Proprietors felt helpless to combat the racist rhetoric and misinformation. Michelle Wu — then a Boston city councilor — pushed back, saying, “We know there's no more likelihood of someone coming into contact with coronavirus in Chinatown than any other community in the state." Wu worked with Nina Liang of the Quincy City Council to help organize a dim sum brunch in Boston’s Chinatown in February 2020. Liang, the first Chinese American president of the Quincy Council, told reporters, "Being racist is not the way." The 400 guests who crowded into the venerable China Pearl restaurant for the event were early supporters of a burgeoning vocal movement against Asian hate.

In the two years since that first COVD-19 February, I’ve watched the response to the virus became racialized — with both targeted as well as indiscriminate assaults on Asian Americans. In March of last year, the shootings at two Atlanta spas killed several people of Asian descent. A month later, a brutal attack on Yao Pan Ma in New York City’s East Harlem neighborhood got national attention. The 62-year-old suffered extensive injuries after being bashed in the head from behind. He remained hospitalized until he died last year on Dec. 31. Police marked his death a homicide.

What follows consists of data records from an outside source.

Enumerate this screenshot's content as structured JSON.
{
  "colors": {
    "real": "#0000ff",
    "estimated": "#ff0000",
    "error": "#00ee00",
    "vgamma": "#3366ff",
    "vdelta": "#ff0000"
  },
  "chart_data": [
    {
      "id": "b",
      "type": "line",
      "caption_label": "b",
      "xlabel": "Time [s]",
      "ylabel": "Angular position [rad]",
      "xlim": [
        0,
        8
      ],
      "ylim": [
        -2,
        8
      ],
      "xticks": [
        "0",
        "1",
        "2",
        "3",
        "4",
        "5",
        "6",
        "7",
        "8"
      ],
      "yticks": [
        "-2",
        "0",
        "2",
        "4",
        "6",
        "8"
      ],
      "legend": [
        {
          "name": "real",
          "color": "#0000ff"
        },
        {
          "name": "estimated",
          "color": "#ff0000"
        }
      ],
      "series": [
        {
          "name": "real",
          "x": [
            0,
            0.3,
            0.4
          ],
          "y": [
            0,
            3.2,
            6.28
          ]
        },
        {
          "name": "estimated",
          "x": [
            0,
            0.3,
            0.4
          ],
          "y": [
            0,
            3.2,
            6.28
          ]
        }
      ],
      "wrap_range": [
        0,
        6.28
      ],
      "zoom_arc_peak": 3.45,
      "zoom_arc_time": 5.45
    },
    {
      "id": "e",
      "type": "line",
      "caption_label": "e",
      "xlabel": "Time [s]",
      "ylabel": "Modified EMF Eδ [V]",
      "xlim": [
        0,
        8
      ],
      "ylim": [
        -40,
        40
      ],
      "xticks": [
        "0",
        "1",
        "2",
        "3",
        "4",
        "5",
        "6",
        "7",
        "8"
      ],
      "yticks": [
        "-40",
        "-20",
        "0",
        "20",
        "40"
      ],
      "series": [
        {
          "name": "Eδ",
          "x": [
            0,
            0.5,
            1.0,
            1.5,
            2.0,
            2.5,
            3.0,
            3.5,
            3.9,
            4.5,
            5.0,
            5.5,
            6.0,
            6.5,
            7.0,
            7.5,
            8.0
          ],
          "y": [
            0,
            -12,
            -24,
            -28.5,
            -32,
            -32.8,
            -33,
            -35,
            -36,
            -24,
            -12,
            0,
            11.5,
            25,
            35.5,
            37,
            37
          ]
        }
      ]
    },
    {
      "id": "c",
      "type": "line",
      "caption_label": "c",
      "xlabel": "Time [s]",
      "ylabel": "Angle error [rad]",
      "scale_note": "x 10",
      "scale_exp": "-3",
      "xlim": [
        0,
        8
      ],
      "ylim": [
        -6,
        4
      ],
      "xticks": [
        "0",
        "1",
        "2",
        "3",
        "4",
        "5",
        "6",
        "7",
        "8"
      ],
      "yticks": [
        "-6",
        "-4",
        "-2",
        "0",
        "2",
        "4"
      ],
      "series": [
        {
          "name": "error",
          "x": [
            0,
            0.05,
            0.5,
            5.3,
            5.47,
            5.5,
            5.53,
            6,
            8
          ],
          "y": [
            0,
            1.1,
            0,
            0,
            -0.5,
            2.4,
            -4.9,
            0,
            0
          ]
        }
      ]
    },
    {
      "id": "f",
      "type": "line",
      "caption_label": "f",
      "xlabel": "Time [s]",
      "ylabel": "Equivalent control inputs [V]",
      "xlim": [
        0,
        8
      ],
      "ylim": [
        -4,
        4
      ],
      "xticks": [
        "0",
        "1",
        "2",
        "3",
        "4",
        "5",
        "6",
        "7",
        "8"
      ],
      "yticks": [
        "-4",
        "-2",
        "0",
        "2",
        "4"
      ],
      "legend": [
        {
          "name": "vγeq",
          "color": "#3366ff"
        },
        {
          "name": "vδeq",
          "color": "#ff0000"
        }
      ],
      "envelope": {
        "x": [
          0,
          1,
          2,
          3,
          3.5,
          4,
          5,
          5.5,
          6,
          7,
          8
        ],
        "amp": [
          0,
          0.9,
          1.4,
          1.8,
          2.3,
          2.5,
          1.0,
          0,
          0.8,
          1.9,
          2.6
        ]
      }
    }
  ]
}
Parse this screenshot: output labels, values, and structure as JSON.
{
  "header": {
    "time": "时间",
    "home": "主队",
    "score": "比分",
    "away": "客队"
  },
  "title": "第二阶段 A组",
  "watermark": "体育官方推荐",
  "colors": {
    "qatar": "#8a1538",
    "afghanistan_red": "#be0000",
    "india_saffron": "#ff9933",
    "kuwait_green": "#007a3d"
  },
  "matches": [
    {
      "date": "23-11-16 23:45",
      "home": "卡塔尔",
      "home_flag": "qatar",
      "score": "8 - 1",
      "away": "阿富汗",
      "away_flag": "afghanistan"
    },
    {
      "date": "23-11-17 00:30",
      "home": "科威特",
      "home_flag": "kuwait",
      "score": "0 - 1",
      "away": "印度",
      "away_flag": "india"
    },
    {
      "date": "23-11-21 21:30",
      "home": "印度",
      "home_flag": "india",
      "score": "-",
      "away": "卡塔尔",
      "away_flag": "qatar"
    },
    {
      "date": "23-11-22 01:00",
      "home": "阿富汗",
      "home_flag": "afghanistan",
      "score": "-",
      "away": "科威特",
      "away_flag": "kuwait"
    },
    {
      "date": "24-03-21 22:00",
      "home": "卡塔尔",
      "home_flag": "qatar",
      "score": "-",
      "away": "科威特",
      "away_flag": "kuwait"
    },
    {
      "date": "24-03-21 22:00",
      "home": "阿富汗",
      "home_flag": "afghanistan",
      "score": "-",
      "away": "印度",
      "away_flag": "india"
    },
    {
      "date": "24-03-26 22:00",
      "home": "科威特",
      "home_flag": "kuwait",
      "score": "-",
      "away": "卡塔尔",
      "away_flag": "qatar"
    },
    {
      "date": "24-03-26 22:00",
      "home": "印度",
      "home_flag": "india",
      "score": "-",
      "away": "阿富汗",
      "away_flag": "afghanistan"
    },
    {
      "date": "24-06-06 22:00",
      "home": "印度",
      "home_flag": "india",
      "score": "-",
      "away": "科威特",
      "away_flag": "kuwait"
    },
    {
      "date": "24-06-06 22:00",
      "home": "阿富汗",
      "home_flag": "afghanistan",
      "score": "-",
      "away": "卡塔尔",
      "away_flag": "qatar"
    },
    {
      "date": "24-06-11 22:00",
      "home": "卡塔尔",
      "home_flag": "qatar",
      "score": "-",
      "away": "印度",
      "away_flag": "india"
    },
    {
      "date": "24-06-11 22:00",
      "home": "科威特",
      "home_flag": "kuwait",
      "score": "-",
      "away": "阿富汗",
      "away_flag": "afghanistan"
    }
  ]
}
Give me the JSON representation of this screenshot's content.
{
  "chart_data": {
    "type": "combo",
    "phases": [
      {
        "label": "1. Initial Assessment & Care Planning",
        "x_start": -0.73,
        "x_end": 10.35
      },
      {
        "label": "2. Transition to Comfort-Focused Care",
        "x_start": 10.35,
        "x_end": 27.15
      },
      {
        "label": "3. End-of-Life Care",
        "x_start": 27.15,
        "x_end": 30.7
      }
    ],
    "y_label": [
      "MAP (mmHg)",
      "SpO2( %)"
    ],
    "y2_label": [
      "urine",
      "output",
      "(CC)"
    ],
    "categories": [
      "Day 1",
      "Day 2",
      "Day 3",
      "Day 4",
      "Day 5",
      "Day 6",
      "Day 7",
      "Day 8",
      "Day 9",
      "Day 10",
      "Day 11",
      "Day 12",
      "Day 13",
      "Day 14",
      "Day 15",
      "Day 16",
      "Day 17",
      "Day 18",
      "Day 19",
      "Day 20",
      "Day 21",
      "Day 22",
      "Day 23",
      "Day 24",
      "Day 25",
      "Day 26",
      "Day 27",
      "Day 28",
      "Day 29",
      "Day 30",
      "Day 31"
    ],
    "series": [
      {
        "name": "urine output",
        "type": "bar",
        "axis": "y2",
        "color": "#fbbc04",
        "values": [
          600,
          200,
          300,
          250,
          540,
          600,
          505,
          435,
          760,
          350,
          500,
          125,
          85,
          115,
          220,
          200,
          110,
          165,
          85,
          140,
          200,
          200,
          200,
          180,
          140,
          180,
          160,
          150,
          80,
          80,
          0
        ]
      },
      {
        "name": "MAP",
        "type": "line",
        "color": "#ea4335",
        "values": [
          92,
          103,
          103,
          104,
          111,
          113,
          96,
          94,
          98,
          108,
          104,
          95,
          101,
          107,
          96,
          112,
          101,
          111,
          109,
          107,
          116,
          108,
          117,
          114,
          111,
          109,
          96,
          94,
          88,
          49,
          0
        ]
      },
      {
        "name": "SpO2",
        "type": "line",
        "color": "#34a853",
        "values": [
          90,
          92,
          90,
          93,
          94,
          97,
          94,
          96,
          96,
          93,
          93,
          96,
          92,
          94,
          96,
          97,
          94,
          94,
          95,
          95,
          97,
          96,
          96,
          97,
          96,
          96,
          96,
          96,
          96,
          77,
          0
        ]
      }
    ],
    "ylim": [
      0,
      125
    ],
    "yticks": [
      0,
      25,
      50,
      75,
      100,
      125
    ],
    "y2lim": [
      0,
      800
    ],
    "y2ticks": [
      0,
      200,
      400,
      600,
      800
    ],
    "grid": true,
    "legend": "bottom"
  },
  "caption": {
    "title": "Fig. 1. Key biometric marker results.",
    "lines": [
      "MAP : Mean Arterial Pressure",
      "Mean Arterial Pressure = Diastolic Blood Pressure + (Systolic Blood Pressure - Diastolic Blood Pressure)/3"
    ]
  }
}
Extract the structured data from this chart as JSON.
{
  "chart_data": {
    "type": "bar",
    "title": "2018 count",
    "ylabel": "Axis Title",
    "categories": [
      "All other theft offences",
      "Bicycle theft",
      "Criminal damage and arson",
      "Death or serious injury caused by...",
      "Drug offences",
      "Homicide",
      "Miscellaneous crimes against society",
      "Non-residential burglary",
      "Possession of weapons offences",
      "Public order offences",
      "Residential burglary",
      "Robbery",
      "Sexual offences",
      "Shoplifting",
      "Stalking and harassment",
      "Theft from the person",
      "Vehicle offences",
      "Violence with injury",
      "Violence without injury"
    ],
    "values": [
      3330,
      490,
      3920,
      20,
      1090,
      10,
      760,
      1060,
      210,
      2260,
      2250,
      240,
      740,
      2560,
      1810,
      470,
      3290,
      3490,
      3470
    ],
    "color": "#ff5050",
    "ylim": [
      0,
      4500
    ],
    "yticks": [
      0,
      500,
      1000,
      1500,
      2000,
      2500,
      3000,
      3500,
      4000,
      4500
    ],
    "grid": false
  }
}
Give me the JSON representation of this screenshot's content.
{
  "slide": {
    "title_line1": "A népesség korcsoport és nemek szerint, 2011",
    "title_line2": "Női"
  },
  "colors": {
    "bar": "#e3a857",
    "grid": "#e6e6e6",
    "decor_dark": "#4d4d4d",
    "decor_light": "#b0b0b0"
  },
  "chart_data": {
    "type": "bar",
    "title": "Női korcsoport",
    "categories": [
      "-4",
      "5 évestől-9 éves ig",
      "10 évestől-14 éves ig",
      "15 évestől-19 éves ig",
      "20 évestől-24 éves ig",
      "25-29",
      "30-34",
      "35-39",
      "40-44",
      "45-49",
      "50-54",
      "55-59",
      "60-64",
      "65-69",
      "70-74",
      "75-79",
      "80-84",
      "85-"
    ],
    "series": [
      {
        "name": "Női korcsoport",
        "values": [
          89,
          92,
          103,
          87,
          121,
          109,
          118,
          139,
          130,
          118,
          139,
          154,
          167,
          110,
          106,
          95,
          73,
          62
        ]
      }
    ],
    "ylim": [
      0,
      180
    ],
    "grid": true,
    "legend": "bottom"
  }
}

Given both the country’s ongoing struggle with racial tension, and the charged context of everything having to do with the coronavirus pandemic, I was not surprised when Wu — now the first Asian American mayor of Boston — ticked off bigoted comments aimed at her, like the one stating that “Communist Wu needs to go back to China” or one complaining about “another oriental in a government position.”

Ma was attacked in April 2021, the same month that Congress, by a vote of 94-1, approved legislation to protect Asian American and Pacific Islanders against hate crimes. Ma’s attacker goes to court this week. Nearly 900,000 Americans have died from COVID-19, but the most virulent mutation is still racism.